Skull of a Skeleton with Burning Cigarette, 1885 by Vincent Van Gogh
Skull of a Skeleton with Burning Cigarette is in many ways the key Antwerp picture. Van Gogh was mocking the procedure in drawing classes, where a skeleton invariably served as the basis of anatomical studies, considered by the teachers to be the artist's indispensable aid in figuring out physical proportions and anatomical structure. The lifelessness of the skeleton represented the very opposite of what van Gogh wanted a picture to express. With the burning cigarette jammed in its teeth, the skeleton, though still nothing but dead bones, has acquired a grotesquely funny hint of life.

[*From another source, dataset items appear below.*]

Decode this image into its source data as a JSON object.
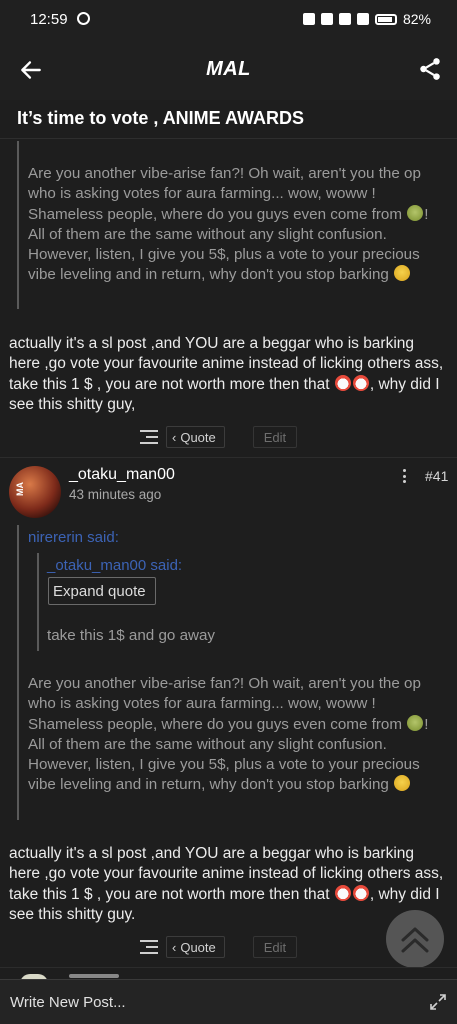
{
  "status_bar": {
    "time": "12:59",
    "battery": "82%"
  },
  "app_bar": {
    "logo": "MAL",
    "back_icon": "arrow-left-icon",
    "share_icon": "share-icon"
  },
  "thread": {
    "title": "It’s time to vote , ANIME AWARDS"
  },
  "post_prev": {
    "quote_paragraph": {
      "part1": "Are you another vibe-arise fan?! Oh wait, aren't you the op who is asking votes for aura farming... wow, woww ! Shameless people, where do you guys even come from ",
      "part2": "! All of them are the same without any slight confusion. However, listen, I give you 5$, plus a vote to your precious vibe leveling and in return, why don't you stop barking "
    },
    "body": {
      "part1": "actually it's a sl post ,and YOU are a beggar who is barking here ,go vote your favourite anime instead of licking others ass, take this 1 $ , you are not worth more then that ",
      "part2": ", why did I see this shitty guy,"
    },
    "quote_label": "Quote",
    "edit_label": "Edit"
  },
  "post_41": {
    "username": "_otaku_man00",
    "time_ago": "43 minutes ago",
    "post_number": "#41",
    "avatar_text": "MA",
    "outer_quote_author": "nirererin said:",
    "inner_quote_author": "_otaku_man00 said:",
    "expand_quote_label": "Expand quote",
    "inner_quote_text": "take this 1$ and go away",
    "quote_paragraph": {
      "part1": "Are you another vibe-arise fan?! Oh wait, aren't you the op who is asking votes for aura farming... wow, woww ! Shameless people, where do you guys even come from ",
      "part2": "! All of them are the same without any slight confusion. However, listen, I give you 5$, plus a vote to your precious vibe leveling and in return, why don't you stop barking "
    },
    "body": {
      "part1": "actually it's a sl post ,and YOU are a beggar who is barking here ,go vote your favourite anime instead of licking others ass, take this 1 $ , you are not worth more then that ",
      "part2": ", why did I see this shitty guy."
    },
    "quote_label": "Quote",
    "edit_label": "Edit"
  },
  "composer": {
    "placeholder": "Write New Post..."
  },
  "colors": {
    "link_blue": "#3c63b5",
    "background": "#1e1e1e"
  }
}
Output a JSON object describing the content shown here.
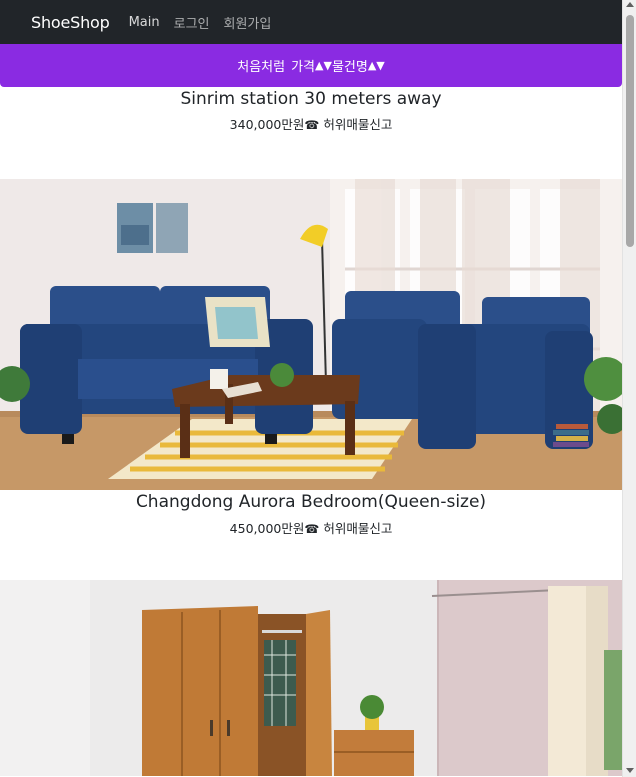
{
  "navbar": {
    "brand": "ShoeShop",
    "links": [
      {
        "label": "Main",
        "active": true
      },
      {
        "label": "로그인",
        "active": false
      },
      {
        "label": "회원가입",
        "active": false
      }
    ]
  },
  "sortbar": {
    "reset_label": "처음처럼",
    "price_label": "가격",
    "name_label": "물건명",
    "asc_arrow": "▲",
    "desc_arrow": "▼",
    "color": "#8a2be2"
  },
  "products": [
    {
      "title": "Sinrim station 30 meters away",
      "price": "340,000만원",
      "phone_icon": "☎",
      "report": "허위매물신고"
    },
    {
      "title": "Changdong Aurora Bedroom(Queen-size)",
      "price": "450,000만원",
      "phone_icon": "☎",
      "report": "허위매물신고",
      "image": "living-room-sofa-photo"
    },
    {
      "image": "bedroom-wardrobe-photo"
    }
  ]
}
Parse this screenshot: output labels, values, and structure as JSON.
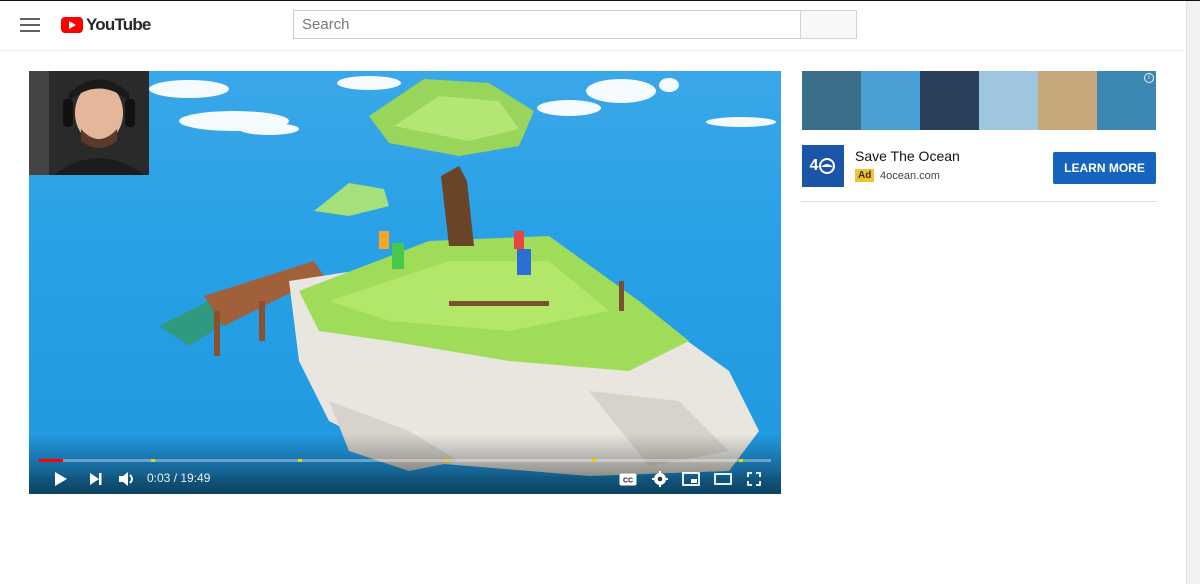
{
  "header": {
    "logo_text": "YouTube",
    "search_placeholder": "Search"
  },
  "player": {
    "time_display": "0:03 / 19:49",
    "progress_fraction": 0.0025,
    "controls": [
      "play-icon",
      "next-icon",
      "volume-icon",
      "cc-icon",
      "gear-icon",
      "miniplayer-icon",
      "theater-icon",
      "fullscreen-icon"
    ]
  },
  "ad": {
    "title": "Save The Ocean",
    "badge": "Ad",
    "domain": "4ocean.com",
    "cta_label": "LEARN MORE",
    "logo_text": "4",
    "accent_color": "#1565c0"
  }
}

The painting is less amusing if we bear in mind van Gogh's feeling that he needed to make his outer appearance more attractive. He had just had major dental treatment. In Nuenen he had painted no selfportraits, but in Paris he tackled the task head-on - and the reason for this may well have been that van Gogh had recently acquired a touch of the upright citizen's vanity, and that he did not think himself presentable until his gap-teeth had been fixed. On the other hand, of course, if he now saw himself as a man about town, he would have developed the self-confidence needed to think he merited a self-portrait (and first some improvement of his facial appearance, which was sunken and weary). As Van Gogh mentioned in one of his letter, his health was not in the best of conditions:
The doctor tells me I absolutely have to keep my strength up...and until I have built it up I am to take it easy with my work. But now I have made things worse by smoking, which I did because one doesn't feel the emptiness of one's stomach then.
With this in mind we can see the skull as Van Gogh's first self-portrait - a cynical, merciless comment on an unkempt and unattractive appearance that had been a sign of solidarity with the peasants back in Nuenen but was now an embarrassment and a problem in the city."